5.7 KiB
Shared-dictionary compression for SSTables
Overview
Scylla now supports dictionary-based compression for SSTables, which improves compression ratios by sharing compression dictionaries across compression chunks.
Background
Traditional SSTable compression in Scylla works on a chunk-by-chunk basis. Each chunk is compressed independently, which means patterns that occur across chunks cannot be effectively leveraged for better compression.
Dictionary-based compression addresses this limitation by training a dictionary on representative data samples and using it across all compression chunks, providing the compression algorithm with additional context for referencing.
How it works
-
Dictionary training: Scylla samples data chunks from across the cluster to build an optimized compression dictionary for a specific table.
-
Dictionary distribution: Dictionaries are stored in the
system.dictstable (managed by group0). Each table has its own (possibly absent) row there. -
Shared Compression: When opening an SSTable for writing, if the table has compression dictionaries enabled, the current recommended dictionary for a table (i.e. the one in
system.dicts) is used to compress the data, and is written into the header ofCompressionInfo.db. -
Decompression: When opening an SSTable for reading, the dictionary blob is loaded from
CompressionInfo.dband used to decompress the data.
Implementation details
New persistent data structures
There are two new persistent data structures involved:
- An extension to the SSTable format.
CompressionInfo.dbgains two new compressor IDs (lz4 with dicts, zstd with dicts) and new "compressor options" which store the dictionary blob used by this SSTable. - An extension to
system.dicts, which (in addition to the RPC compression dict) now also stores the current recommended SSTable compression dict for each table.
SSTable format extension
The structure of the format isn't affected. Instead, we add two new compressor
identifiers (LZ4WithDictsCompressor and ZstdWithDictsCompressor), which
use the "compressor options" map in CompressionInfo.db to store the dict.
Since the structure isn't affected, we don't increment the SSTable version for this. Naturally, the dict-compressed SSTables won't be readable by older versions of Scylla (or by Cassandra), but they should complain about an unknown compressor rather than consider the SSTable malformed.
If a downgrade is necessary, it can be done by disabling dictionaries
(through schema, or by setting sstable_compression_dictionaries_enable_writing
to false on all nodes) and rewriting the SSTables
(with nodetool upgradesstables -a or similar).

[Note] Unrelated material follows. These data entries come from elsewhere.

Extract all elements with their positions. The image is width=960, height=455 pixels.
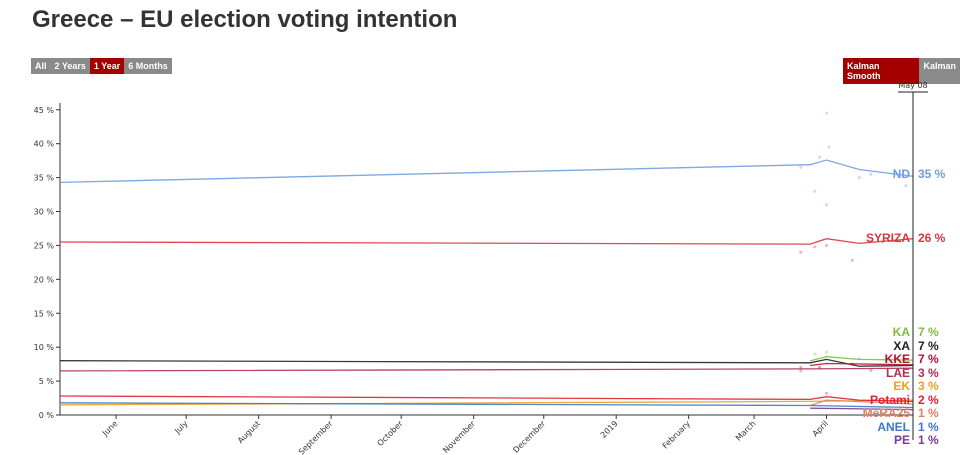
y-tick-label: 45 % bbox=[34, 106, 55, 115]
series-label-kke: KKE bbox=[885, 352, 910, 366]
series-label-mera25: MeRA25 bbox=[863, 406, 911, 420]
series-value-syriza: 26 % bbox=[918, 231, 946, 245]
y-tick-label: 5 % bbox=[39, 377, 55, 386]
poll-point bbox=[813, 245, 817, 249]
y-tick-label: 0 % bbox=[39, 411, 55, 420]
poll-point bbox=[824, 111, 829, 115]
x-tick-label: November bbox=[441, 419, 477, 455]
series-label-potami: Potami bbox=[870, 393, 910, 407]
series-line-anel bbox=[59, 402, 914, 409]
x-tick-label: 2019 bbox=[599, 419, 620, 440]
poll-point bbox=[869, 368, 873, 372]
y-tick-label: 10 % bbox=[34, 343, 55, 352]
series-line-kke bbox=[810, 362, 914, 367]
series-value-anel: 1 % bbox=[918, 420, 939, 434]
x-tick-label: September bbox=[297, 419, 335, 455]
smoothing-kalman-button[interactable]: Kalman bbox=[919, 58, 960, 84]
series-label-lae: LAE bbox=[886, 366, 910, 380]
poll-point bbox=[799, 165, 803, 170]
poll-point bbox=[824, 391, 829, 395]
smoothing-selector: Kalman Smooth Kalman bbox=[843, 58, 960, 84]
x-tick-label: March bbox=[734, 419, 758, 443]
series-label-pe: PE bbox=[894, 433, 910, 447]
poll-point bbox=[850, 258, 854, 262]
poll-point bbox=[824, 203, 829, 207]
series-line-nd bbox=[59, 159, 914, 184]
x-tick-label: June bbox=[100, 419, 119, 438]
series-label-nd: ND bbox=[893, 167, 911, 181]
x-tick-label: October bbox=[376, 419, 406, 449]
poll-point bbox=[904, 184, 908, 188]
poll-point bbox=[799, 369, 803, 373]
poll-point bbox=[813, 189, 817, 193]
y-tick-label: 35 % bbox=[34, 174, 55, 183]
series-value-nd: 35 % bbox=[918, 167, 946, 181]
poll-point bbox=[824, 350, 829, 354]
chart-title: Greece – EU election voting intention bbox=[32, 6, 458, 33]
x-tick-label: February bbox=[661, 419, 693, 451]
series-value-xa: 7 % bbox=[918, 339, 939, 353]
range-all-button[interactable]: All bbox=[31, 58, 51, 74]
series-value-ek: 3 % bbox=[918, 379, 939, 393]
series-label-ka: KA bbox=[893, 325, 911, 339]
series-line-potami bbox=[59, 395, 914, 403]
y-tick-label: 20 % bbox=[34, 275, 55, 284]
series-line-mera25 bbox=[809, 399, 914, 407]
y-tick-label: 30 % bbox=[34, 208, 55, 217]
y-tick-label: 25 % bbox=[34, 241, 55, 250]
series-line-xa bbox=[59, 358, 914, 367]
current-date-label: May 08 bbox=[898, 81, 927, 90]
series-value-kke: 7 % bbox=[918, 352, 939, 366]
y-tick-label: 15 % bbox=[34, 309, 55, 318]
series-line-syriza bbox=[59, 238, 914, 245]
x-tick-label: December bbox=[511, 419, 547, 455]
series-label-ek: EK bbox=[893, 379, 910, 393]
series-label-xa: XA bbox=[893, 339, 910, 353]
series-value-potami: 2 % bbox=[918, 393, 939, 407]
poll-point bbox=[824, 243, 829, 248]
smoothing-kalman-smooth-button[interactable]: Kalman Smooth bbox=[843, 58, 920, 84]
range-2-years-button[interactable]: 2 Years bbox=[50, 58, 90, 74]
poll-point bbox=[827, 145, 831, 149]
series-value-ka: 7 % bbox=[918, 325, 939, 339]
series-value-mera25: 1 % bbox=[918, 406, 939, 420]
series-line-pe bbox=[810, 407, 914, 411]
series-value-lae: 3 % bbox=[918, 366, 939, 380]
x-tick-label: August bbox=[236, 419, 262, 445]
time-range-selector: All 2 Years 1 Year 6 Months bbox=[31, 58, 172, 74]
series-label-anel: ANEL bbox=[877, 420, 910, 434]
poll-point bbox=[817, 155, 822, 159]
series-line-lae bbox=[59, 367, 914, 372]
poll-point bbox=[799, 250, 803, 254]
poll-point bbox=[869, 172, 873, 176]
x-tick-label: April bbox=[811, 419, 830, 438]
y-tick-label: 40 % bbox=[34, 140, 55, 149]
series-label-syriza: SYRIZA bbox=[866, 231, 910, 245]
range-1-year-button[interactable]: 1 Year bbox=[89, 58, 125, 74]
range-6-months-button[interactable]: 6 Months bbox=[124, 58, 172, 74]
series-value-pe: 1 % bbox=[918, 433, 939, 447]
x-tick-label: July bbox=[172, 419, 189, 436]
series-line-ka bbox=[810, 356, 914, 362]
poll-point bbox=[857, 176, 861, 180]
poll-point bbox=[813, 352, 817, 356]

The extension is hidden behind the SSTABLE_COMPRESSION_DICTS cluster feature.
New entries in CompressionInfo.db
We store the dictionary blob in the "options" map in the header of
CompressionInfo.db, under the keys .dictionary.00000000,
.dictionary.00000001, ...
(It's split into several parts, because the "options" have 16-bit lengths, and dictionaries are usually bigger than that).
system.dicts extension
If a system.dicts partition with key sstables/{table_uuid} exists,
it provides the current recommended dict for this table, which is used
to compress new SSTables.
If a table doesn't have a matching row in system.dicts, then there's no
current dictionary for this table, and new SSTables should fall back to
dictionaryless compression.
Compressor factory
With "traditional" compression, a compressor was just a function in the code, not involving any data. This meant that the creation of compressors was cheap and easy.
But with dictionaries involved, each unique compressor has its own RAM and cache footprint. Therefore we want to deduplicate compressors as much as possible.
For this, we create new compressors through a central "compressor factory" which contacts other shards and ensures that there are no redundant copies of dictionaries in memory.
Automatic training
To create a dictionary, some training data is needed. This means that the dictionary can't be created immediately for a new table, some data must accumulate in it first.
Also, the dataset can change over time, and a dictionary might become outdated. In this case, it could be good to retrain it.
But it would be impractical to manually pick the right moments to train new
dicts. So there's sstable_dict_autotrainer, which periodically trains
new dicts, if it seems that the given dict-aware table deserves one.
Refer to the implementation for up-to-date details.
New interfaces
- To enable dictionaries for a given table, the user sets its
sstable_compressionentry in the schema to one of the new compressor IDs. (The autotrainer will eventually train a dict for it.) - REST API
storage_service/retrain_dictcan be used to trigger a dictionary training for a table manually, without waiting for the automatic training. - REST API
storage_service/estimate_compression_ratioscan be used to generate a report with estimations of compression ratios (on the given table) for various compression configs (algorithm, level, chunk size), to guide the choice of configuration.
New RPCs
SAMPLE_SSTABLESis used by a dictionary-training node to gather SSTable samples from other nodes.ESTIMATE_SSTABLE_VOLUMEis a helper RPC used by a dictionary-training node to find out how much data other nodes have, so that it can later request the right (i.e. proportional) amount of samples from each node. It's also used by the autotrainer to find out if the table is big enough for dictionary training.
New config entries
There are several new config knobs related to this feature, all named like
sstable_compression_dictionaries_*.
Refer to config.hh for up-to-date details.